Stream Bed and Water Profile Responses to In-Channel Restoration Structures in a Stream Meander

Highlights: 

  • Designed river table (6ft x 12ft x 1ft) with digital water flow controller, downstream V-notch weir, groundwater discharge holes, recirculating water system, and sliding rails for mounting ultrasonic sensors and other equipment.
  • Constructed scaled, mobile-bed, physical model of meandering river channel and in-channel rock vane structures.
  • Wired and tested ultrasonic distance sensors for detecting river stage changes with sub-millimeter precision.
  • Performed close range photogrammetry and produced digital elevation models of scaled physical river model in ADAM Technology 3DM Analyst software.

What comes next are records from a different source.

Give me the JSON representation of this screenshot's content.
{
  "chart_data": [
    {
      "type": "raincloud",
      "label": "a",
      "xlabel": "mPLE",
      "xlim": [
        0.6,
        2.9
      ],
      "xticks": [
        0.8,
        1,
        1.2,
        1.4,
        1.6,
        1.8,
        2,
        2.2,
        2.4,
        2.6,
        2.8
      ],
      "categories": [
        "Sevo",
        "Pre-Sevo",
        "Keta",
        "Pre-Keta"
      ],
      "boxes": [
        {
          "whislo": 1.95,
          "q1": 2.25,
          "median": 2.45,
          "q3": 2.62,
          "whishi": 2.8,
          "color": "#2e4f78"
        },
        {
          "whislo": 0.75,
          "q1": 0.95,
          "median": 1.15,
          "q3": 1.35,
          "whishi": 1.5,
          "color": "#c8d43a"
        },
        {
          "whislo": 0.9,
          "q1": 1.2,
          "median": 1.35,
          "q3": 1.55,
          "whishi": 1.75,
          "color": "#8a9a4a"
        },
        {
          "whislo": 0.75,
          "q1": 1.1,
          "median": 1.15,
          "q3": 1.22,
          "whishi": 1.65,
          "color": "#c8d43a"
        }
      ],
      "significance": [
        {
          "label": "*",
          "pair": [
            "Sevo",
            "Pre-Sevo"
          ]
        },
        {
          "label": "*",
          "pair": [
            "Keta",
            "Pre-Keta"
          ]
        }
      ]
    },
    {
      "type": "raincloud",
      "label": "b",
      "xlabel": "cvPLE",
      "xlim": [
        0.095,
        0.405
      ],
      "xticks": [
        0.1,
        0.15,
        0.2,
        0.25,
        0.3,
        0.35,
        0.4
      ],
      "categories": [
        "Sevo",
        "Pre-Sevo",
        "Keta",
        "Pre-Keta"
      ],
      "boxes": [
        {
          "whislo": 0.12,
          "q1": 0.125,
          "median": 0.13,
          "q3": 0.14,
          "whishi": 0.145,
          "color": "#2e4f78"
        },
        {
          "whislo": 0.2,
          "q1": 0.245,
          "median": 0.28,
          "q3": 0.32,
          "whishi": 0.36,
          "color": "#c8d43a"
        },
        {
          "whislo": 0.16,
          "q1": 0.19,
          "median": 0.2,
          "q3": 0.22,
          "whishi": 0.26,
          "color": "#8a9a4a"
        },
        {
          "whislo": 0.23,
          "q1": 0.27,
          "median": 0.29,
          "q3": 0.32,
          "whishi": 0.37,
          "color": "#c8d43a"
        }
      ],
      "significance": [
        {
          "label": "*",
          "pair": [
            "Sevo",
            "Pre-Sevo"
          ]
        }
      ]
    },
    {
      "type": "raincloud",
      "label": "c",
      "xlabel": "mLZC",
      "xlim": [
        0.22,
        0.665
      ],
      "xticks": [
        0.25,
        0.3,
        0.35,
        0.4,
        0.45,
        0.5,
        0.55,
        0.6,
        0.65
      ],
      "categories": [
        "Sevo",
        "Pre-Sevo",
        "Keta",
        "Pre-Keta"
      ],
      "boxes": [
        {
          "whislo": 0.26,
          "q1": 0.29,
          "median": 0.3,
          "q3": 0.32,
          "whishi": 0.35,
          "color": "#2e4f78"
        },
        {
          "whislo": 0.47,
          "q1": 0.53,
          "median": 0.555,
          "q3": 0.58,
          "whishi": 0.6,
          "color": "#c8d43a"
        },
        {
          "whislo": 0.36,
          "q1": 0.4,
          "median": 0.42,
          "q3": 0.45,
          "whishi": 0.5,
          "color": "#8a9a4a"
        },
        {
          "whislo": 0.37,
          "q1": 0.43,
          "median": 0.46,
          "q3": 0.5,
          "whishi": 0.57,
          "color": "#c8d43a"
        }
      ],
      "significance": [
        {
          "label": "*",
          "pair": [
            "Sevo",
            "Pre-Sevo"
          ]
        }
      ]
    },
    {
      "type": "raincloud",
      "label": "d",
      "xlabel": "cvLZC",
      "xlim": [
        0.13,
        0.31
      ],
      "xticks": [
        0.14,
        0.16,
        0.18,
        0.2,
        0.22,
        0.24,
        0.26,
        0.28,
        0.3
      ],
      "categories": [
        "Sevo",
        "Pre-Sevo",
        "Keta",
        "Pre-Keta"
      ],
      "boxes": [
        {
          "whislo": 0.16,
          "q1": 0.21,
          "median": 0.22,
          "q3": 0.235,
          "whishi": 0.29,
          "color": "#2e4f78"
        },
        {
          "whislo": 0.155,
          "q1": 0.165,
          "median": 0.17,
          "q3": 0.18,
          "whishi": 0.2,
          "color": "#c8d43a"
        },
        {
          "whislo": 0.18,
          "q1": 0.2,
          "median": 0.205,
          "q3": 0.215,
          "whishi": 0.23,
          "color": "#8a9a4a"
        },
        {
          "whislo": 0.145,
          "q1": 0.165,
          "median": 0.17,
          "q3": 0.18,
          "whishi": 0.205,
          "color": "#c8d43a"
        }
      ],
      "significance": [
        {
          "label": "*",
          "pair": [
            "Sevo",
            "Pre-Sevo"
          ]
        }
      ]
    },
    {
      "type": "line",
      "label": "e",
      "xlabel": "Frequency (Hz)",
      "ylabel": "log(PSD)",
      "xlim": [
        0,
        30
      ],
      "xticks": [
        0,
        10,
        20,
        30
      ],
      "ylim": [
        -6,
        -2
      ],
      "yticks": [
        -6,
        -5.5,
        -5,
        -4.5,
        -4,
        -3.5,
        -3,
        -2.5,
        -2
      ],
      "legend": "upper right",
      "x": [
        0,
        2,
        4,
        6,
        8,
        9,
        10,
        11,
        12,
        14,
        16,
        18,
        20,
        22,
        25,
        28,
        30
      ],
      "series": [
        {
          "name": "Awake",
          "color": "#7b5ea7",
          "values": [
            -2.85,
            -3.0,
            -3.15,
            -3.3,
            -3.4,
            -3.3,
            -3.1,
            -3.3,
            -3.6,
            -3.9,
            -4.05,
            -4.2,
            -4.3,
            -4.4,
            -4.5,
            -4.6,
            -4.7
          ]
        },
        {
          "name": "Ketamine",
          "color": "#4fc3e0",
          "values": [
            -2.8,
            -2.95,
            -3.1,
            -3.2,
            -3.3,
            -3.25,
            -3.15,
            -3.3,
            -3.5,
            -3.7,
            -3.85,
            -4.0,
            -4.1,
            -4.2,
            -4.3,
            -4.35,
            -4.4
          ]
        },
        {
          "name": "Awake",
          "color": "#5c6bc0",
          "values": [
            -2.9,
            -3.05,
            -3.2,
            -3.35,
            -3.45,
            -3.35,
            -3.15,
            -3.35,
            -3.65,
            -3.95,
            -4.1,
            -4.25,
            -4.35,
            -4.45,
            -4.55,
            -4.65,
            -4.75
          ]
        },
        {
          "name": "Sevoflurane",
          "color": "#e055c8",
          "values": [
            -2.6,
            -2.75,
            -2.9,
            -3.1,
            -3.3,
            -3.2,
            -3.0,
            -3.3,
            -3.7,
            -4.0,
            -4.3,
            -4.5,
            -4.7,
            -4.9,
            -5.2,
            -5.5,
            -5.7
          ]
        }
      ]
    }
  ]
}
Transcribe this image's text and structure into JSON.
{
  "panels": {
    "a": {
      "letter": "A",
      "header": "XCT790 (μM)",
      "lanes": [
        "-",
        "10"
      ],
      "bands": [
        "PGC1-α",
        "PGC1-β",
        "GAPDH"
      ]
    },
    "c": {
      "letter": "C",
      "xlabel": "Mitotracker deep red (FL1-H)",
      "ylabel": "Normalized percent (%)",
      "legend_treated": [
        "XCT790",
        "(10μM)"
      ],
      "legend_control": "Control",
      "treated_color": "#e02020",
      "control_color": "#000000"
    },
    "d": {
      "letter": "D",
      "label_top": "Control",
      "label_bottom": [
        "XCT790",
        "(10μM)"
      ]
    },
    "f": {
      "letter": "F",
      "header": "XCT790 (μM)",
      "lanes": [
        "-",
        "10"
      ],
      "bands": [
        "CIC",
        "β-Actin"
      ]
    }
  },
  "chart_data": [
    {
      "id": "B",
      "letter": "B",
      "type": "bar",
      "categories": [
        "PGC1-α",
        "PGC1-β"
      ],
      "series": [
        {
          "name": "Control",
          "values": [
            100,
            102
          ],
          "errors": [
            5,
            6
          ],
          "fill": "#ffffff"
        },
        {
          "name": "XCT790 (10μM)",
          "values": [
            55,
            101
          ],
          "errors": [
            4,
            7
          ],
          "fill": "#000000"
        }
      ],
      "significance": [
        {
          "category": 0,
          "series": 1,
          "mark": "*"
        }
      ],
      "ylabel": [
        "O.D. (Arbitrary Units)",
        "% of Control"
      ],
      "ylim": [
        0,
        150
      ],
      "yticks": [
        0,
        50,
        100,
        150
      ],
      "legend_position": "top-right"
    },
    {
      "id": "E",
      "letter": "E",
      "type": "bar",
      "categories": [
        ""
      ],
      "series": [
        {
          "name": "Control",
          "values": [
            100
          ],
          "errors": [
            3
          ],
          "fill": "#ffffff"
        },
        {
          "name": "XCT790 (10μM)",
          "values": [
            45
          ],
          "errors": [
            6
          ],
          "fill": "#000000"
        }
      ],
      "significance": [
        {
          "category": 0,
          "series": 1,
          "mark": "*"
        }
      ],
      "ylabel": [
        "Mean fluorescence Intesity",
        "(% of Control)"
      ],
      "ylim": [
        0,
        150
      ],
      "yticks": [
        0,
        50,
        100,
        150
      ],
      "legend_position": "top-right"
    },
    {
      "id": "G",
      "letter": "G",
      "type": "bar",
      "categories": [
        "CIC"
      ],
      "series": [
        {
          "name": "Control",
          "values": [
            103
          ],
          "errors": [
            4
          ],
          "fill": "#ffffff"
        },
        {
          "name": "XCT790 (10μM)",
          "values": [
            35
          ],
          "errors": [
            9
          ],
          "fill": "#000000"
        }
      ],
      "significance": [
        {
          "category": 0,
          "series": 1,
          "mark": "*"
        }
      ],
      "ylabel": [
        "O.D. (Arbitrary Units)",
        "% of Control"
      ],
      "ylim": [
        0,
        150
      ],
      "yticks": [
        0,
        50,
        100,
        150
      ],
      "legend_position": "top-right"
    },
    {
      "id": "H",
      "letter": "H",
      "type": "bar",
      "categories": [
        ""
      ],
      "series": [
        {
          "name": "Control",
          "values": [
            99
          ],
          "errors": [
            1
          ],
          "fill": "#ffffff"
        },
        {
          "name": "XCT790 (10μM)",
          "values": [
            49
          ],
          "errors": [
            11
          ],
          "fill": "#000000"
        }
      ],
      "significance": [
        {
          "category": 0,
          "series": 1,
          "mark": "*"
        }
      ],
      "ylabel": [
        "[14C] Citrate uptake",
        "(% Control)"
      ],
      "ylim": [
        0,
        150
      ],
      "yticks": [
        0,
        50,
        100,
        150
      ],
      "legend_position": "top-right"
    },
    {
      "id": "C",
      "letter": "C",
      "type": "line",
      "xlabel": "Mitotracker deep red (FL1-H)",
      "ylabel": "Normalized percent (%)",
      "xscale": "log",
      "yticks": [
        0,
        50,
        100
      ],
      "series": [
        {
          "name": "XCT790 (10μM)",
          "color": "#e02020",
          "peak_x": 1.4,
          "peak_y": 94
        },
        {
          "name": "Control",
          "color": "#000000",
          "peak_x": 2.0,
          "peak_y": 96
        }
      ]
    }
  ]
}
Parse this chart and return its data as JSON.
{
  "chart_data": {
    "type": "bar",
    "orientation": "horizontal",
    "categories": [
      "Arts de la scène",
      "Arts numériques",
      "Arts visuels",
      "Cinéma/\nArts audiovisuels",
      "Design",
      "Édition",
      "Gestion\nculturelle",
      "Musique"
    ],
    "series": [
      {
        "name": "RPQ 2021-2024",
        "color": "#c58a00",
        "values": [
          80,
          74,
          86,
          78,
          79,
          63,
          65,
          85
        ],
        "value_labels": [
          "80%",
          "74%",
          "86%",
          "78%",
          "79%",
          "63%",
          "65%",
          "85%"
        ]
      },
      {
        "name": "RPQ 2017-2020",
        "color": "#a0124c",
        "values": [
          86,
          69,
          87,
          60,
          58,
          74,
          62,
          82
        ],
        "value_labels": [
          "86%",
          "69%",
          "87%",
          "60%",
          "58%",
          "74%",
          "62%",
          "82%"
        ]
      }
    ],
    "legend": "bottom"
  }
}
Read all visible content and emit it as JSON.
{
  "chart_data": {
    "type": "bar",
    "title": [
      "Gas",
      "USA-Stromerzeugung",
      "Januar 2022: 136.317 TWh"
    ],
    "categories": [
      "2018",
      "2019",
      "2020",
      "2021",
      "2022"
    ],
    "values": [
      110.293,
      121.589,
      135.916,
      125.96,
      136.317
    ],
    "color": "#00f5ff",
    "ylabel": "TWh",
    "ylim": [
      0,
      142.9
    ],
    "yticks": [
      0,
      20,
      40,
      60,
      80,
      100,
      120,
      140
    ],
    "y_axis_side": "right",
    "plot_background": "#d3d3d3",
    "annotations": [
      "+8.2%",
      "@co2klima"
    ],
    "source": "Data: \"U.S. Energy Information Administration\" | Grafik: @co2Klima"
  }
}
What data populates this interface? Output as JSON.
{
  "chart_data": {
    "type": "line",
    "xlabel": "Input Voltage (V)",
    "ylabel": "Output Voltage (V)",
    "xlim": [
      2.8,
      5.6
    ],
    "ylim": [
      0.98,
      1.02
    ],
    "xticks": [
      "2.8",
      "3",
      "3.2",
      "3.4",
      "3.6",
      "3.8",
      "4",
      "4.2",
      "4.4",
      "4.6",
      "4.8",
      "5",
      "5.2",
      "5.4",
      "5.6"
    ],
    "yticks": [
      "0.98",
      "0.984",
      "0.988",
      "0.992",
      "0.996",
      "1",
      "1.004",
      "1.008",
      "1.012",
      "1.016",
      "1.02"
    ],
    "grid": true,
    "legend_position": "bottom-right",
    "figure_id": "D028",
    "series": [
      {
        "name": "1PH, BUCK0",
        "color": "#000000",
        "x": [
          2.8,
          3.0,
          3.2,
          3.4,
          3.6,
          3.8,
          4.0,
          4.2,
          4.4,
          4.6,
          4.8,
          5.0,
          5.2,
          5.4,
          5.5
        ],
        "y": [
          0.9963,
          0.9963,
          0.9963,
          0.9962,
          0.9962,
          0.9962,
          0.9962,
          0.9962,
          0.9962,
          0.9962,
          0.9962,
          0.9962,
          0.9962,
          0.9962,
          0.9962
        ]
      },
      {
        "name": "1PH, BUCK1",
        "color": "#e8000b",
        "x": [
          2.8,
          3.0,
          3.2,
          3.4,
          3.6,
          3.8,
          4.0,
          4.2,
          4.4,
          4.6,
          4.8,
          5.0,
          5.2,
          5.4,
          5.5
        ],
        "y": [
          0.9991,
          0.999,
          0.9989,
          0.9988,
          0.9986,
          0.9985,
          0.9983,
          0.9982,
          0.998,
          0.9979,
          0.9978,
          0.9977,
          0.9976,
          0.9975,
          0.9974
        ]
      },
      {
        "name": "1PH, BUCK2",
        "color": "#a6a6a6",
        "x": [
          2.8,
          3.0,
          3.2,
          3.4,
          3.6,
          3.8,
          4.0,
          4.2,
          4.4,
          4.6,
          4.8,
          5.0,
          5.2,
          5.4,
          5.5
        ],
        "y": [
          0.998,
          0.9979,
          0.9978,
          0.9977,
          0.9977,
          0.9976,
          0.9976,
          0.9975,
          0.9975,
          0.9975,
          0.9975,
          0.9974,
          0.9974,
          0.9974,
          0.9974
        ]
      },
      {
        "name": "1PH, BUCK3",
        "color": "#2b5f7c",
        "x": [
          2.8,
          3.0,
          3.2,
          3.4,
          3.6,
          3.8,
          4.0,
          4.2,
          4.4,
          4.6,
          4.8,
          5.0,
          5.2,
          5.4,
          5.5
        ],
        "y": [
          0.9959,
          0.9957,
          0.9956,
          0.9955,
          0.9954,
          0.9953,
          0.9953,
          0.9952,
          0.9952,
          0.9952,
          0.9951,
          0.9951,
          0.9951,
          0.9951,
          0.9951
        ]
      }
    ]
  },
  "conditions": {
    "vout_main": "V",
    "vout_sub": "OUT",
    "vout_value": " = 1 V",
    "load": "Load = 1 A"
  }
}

  • Used ESRI ArcGIS software to perform geospatial analyses of water depth, water surface profile, stream bedform, and bank erosion and deposition volumes.
    Abstract:
Grade control and flow deflection structures (i.e. cross-vanes and J-hooks) are commonly installed in stream channels as stream restoration treatments.  Few studies have pre- and post-treatment data to evaluate the impact of these structures on channel hydraulic gradients and morphology, both of which have implications on hyporheic exchange.  We developed a physical model of a meandering stream – with and without a cross-vane and 6 J-hooks – on a mobile-bed river table, and applied close-range photogrammetry techniques to obtain 3-D water and ground surface profiles with sub-millimeter accuracy of our stream model.  Results indicated that the cross-vane caused an average local head loss that represented 16% of the total stream reach head loss.  Backwater caused by the cross-vane steepened the closest water table profile by an additional 4.2%, and was the primary driver of statistically significant hydraulic gradient increases.  Installation of the in-channel structures resulted in 34% decrease in average net bank erosion, statistically greater bank sediment deposition volume, and different spatial patterns of surface-water to groundwater gradient and patterns of bank and bed scour.